For 18 years, I was a mom who took
her evenings at home seriously, and many of those involved reading in a comfy
chair in my study while my daughter did her homework. But now, two things have changed: first, there is no daughter to be home for,
so there is no impetus to actually occupy my evenings with reading and second,
I’m spending far too many hours in the car, driving to classes at College of Marin, to rehearsals in Palo Alto, to voice coaching
in Oakland, and then to Almost Pi in Point Reyes to recover! So, I borrowed a few audio books from the
library, and now, I’m hooked! No longer
do I perceive these commutes as wasted hours.

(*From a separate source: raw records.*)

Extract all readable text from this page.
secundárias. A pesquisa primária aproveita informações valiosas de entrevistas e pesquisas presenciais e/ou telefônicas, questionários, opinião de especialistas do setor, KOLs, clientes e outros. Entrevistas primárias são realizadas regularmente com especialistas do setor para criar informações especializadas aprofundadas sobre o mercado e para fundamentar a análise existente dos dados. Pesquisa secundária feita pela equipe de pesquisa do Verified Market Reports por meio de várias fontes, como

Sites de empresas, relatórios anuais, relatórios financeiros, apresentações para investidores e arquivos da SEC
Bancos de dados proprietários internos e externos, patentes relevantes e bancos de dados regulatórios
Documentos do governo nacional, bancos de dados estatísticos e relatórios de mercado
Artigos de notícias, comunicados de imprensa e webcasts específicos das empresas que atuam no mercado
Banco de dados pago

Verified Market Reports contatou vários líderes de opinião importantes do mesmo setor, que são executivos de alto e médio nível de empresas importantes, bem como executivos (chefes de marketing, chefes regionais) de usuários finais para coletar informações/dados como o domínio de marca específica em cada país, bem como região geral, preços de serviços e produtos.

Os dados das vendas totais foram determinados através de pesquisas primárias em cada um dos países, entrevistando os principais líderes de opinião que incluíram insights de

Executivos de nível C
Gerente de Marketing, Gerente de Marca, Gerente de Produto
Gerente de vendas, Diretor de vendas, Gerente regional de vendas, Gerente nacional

I find myself learning, laughing, lingering over the sentences before I
withdraw the car key.
And as for the voice of the reader, I’ve learned to adapt. From Stefan Rudnicki, whose resonant bass lent extra gravitas to Nabokov’s “Speak Memory” yet was so rich as to give me auditory indigestion, to Elisa Donovan, whose cutesy vocal lilt in “Lean In” by Facebook’s Sheryl Sandberg seemed antithetical to the topic at hand (advancement of women in the workplace, but to be fair, Sandberg herself suffers a similar affliction), audition adds an extra dimension to the experience of reading.